Penelitian yang dipimpin oleh Heather Renner, ahli biologi satwa liar di US Fish and Wildlife Service, memperkirakan bahwa total 4 juta ekor murre Alaska mati, atau sekitar setengah dari total populasi. Belum ada pemulihan yang terlihat, tulis para penulis.

“Studi ini menunjukkan dampak gelombang panas laut yang jelas dan mengejutkan dalam jangka panjang terhadap predator laut teratas jenis”kata Julia Parrish, profesor ilmu perairan dan perikanan serta biologi UW, yang merupakan salah satu penulis makalah tahun 2020 dan studi baru ini. “Yang penting, dampak gelombang panas ini bukan disebabkan oleh tekanan panas pada burung, melainkan pergeseran jaring makanan yang menyebabkan murre tiba-tiba dan berakibat fatal tanpa makanan yang cukup.”

Koloni Murre 2021
Koloni murre biasa di Pulau Selatan Kepulauan Semidi, di Suaka Margasatwa Nasional Maritim Alaska di selatan Semenanjung Alaska, pada tahun 2021, setelah gelombang panas laut. Kredit: Brie Drummond/Layanan Perikanan dan Margasatwa AS

“Gumpalan Hangat” dan Dampak Ekologisnya

“Gumpalan hangat” adalah sepetak air permukaan yang luar biasa hangat dan bertahan lama di timur laut Samudera Pasifik dari akhir tahun 2014 hingga 2016, yang mempengaruhi cuaca dan ekosistem laut pesisir dari California hingga Alaska. Ketika produktivitas laut menurun, hal ini berdampak pada pasokan makanan bagi predator utama, termasuk burung laut, mamalia laut, dan ikan komersial penting. Berdasarkan kondisi bangkai murre, penulis studi tahun 2020 menyimpulkan bahwa kemungkinan besar penyebab kematian massal tersebut adalah kelaparan.

Sebelum gelombang panas laut ini, sekitar seperempat populasi dunia, atau sekitar 8 juta murres, tinggal di Alaska. Para penulis memperkirakan populasinya kini berjumlah setengah dari jumlah tersebut. Meskipun populasi murre pada umumnya telah berfluktuasi sebelumnya, penulis mencatat bahwa populasi Alaska belum pulih dari peristiwa ini seperti yang terjadi setelah kematian yang lebih kecil sebelumnya.

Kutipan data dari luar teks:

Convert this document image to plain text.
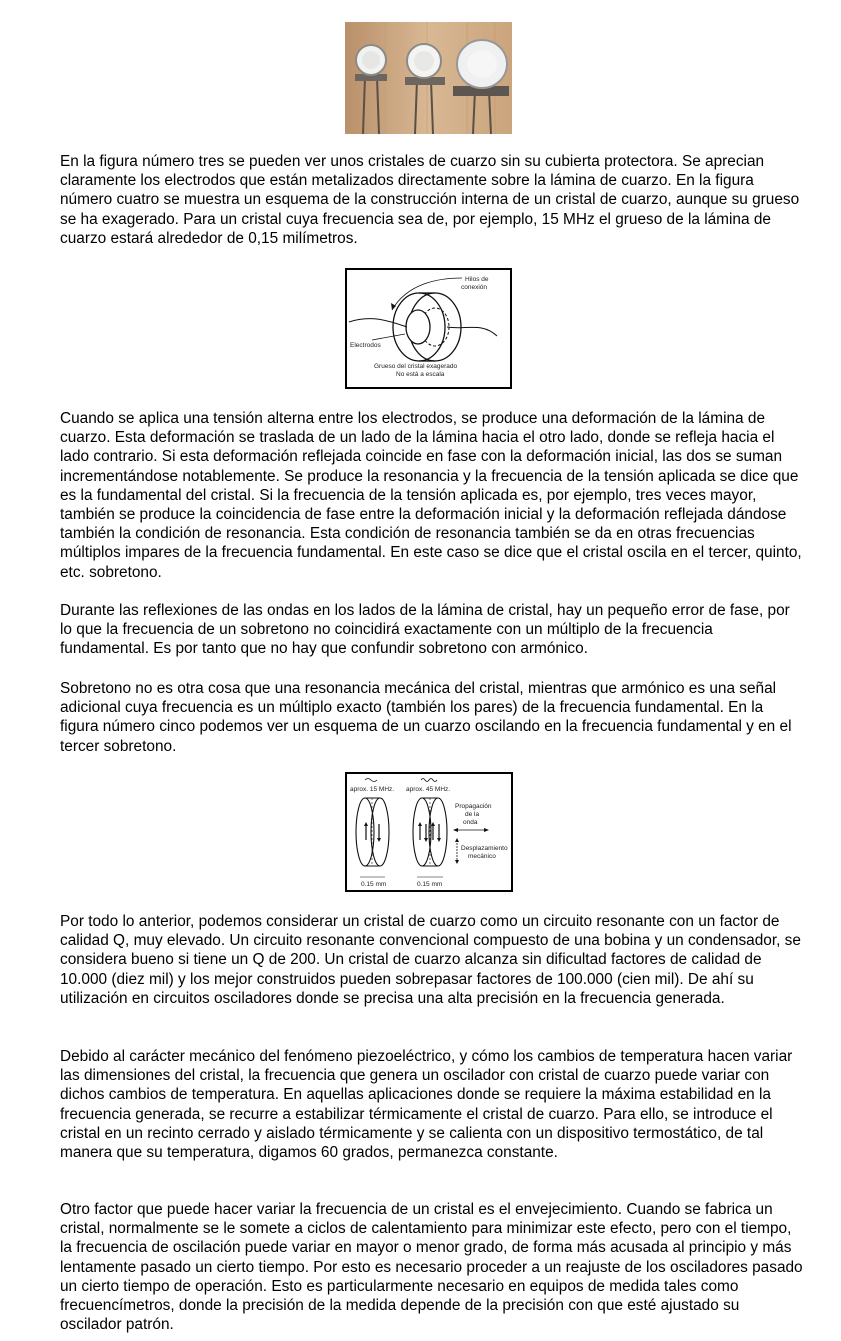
En la figura número tres se pueden ver unos cristales de cuarzo sin su cubierta protectora. Se aprecian claramente los electrodos que están metalizados directamente sobre la lámina de cuarzo. En la figura número cuatro se muestra un esquema de la construcción interna de un cristal de cuarzo, aunque su grueso se ha exagerado. Para un cristal cuya frecuencia sea de, por ejemplo, 15 MHz el grueso de la lámina de cuarzo estará alrededor de 0,15 milímetros.

Hilos de
conexión
Electrodos
Grueso del cristal exagerado
No está a escala

Cuando se aplica una tensión alterna entre los electrodos, se produce una deformación de la lámina de cuarzo. Esta deformación se traslada de un lado de la lámina hacia el otro lado, donde se refleja hacia el lado contrario. Si esta deformación reflejada coincide en fase con la deformación inicial, las dos se suman incrementándose notablemente. Se produce la resonancia y la frecuencia de la tensión aplicada se dice que es la fundamental del cristal. Si la frecuencia de la tensión aplicada es, por ejemplo, tres veces mayor, también se produce la coincidencia de fase entre la deformación inicial y la deformación reflejada dándose también la condición de resonancia. Esta condición de resonancia también se da en otras frecuencias múltiplos impares de la frecuencia fundamental. En este caso se dice que el cristal oscila en el tercer, quinto, etc. sobretono.

Durante las reflexiones de las ondas en los lados de la lámina de cristal, hay un pequeño error de fase, por lo que la frecuencia de un sobretono no coincidirá exactamente con un múltiplo de la frecuencia fundamental. Es por tanto que no hay que confundir sobretono con armónico.

Sobretono no es otra cosa que una resonancia mecánica del cristal, mientras que armónico es una señal adicional cuya frecuencia es un múltiplo exacto (también los pares) de la frecuencia fundamental. En la figura número cinco podemos ver un esquema de un cuarzo oscilando en la frecuencia fundamental y en el tercer sobretono.

aprox. 15 MHz. aprox. 45 MHz.
Propagación
de la
onda
Desplazamiento
mecánico
0.15 mm	0.15 mm

Por todo lo anterior, podemos considerar un cristal de cuarzo como un circuito resonante con un factor de calidad Q, muy elevado. Un circuito resonante convencional compuesto de una bobina y un condensador, se considera bueno si tiene un Q de 200. Un cristal de cuarzo alcanza sin dificultad factores de calidad de 10.000 (diez mil) y los mejor construidos pueden sobrepasar factores de 100.000 (cien mil). De ahí su utilización en circuitos osciladores donde se precisa una alta precisión en la frecuencia generada.

Debido al carácter mecánico del fenómeno piezoeléctrico, y cómo los cambios de temperatura hacen variar las dimensiones del cristal, la frecuencia que genera un oscilador con cristal de cuarzo puede variar con dichos cambios de temperatura. En aquellas aplicaciones donde se requiere la máxima estabilidad en la frecuencia generada, se recurre a estabilizar térmicamente el cristal de cuarzo. Para ello, se introduce el cristal en un recinto cerrado y aislado térmicamente y se calienta con un dispositivo termostático, de tal manera que su temperatura, digamos 60 grados, permanezca constante.

Otro factor que puede hacer variar la frecuencia de un cristal es el envejecimiento. Cuando se fabrica un cristal, normalmente se le somete a ciclos de calentamiento para minimizar este efecto, pero con el tiempo, la frecuencia de oscilación puede variar en mayor o menor grado, de forma más acusada al principio y más lentamente pasado un cierto tiempo. Por esto es necesario proceder a un reajuste de los osciladores pasado un cierto tiempo de operación. Esto es particularmente necesario en equipos de medida tales como frecuencímetros, donde la precisión de la medida depende de la precisión con que esté ajustado su oscilador patrón.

Murres Mati di Pigot Bay 2016
Murres yang mati terlihat terdampar di Teluk Pigot milik Pangeran William Sound di Teluk Alaska pada 7 Januari 2016, setelah kondisi Samudra Pasifik yang sangat hangat pada tahun 2014-2016. Kredit: David B. Irons/Layanan Perikanan dan Margasatwa AS

Perubahan Iklim dan Kelangsungan Hidup Burung Laut

Meskipun “gumpalan hangat” tampaknya merupakan gelombang panas laut yang paling intens, namun kondisi hangat yang terus-menerus menjadi lebih umum terjadi akibat perubahan iklim. Sebuah studi tahun 2023 yang dipimpin oleh UW, termasuk banyak penulis yang sama, menunjukkan bahwa gelar 1 Celsius peningkatan suhu permukaan laut selama lebih dari enam bulan mengakibatkan banyak kematian massal burung laut.

“Apakah pemanasan tersebut disebabkan oleh gelombang panas, El Niño, hilangnya es di laut Arktik, atau faktor lainnya, pesan yang disampaikan jelas: Air yang lebih hangat berarti perubahan ekosistem secara besar-besaran dan dampak yang luas terhadap burung laut,” kata Parrish.

“Frekuensi dan intensitas kematian burung laut meningkat seiring dengan pemanasan laut,” kata Parrish.

Makalah tahun 2023 menyatakan bahwa populasi burung laut akan membutuhkan setidaknya tiga tahun untuk pulih setelah gelombang panas laut. Parrish mengatakan bahwa murre yang umum terjadi di Alaska belum pulih bahkan tujuh tahun setelah “gumpalan” yang mengkhawatirkan.

“Kita sekarang mungkin berada pada titik kritis dalam penataan ulang ekosistem di mana pemulihan kembali ke kelimpahan sebelum kematian tidak mungkin dilakukan.”

Referensi: “Hilangnya murres yang bersifat bencana dan terus-menerus setelah gelombang panas laut” oleh Heather M. Renner, John F. Piatt, Martin Renner, Brie A. Drummond, Jared S. Laufenberg dan Julia K. Parrish, 12 Desember 2024, Sains.
DOI: 10.1126/science.adq4330

Related Articles

Tinggalkan Balasan

Alamat email Anda tidak akan dipublikasikan. Ruas yang wajib ditandai *

Back to top button
This site is registered on wpml.org as a development site. Switch to a production site key to remove this banner.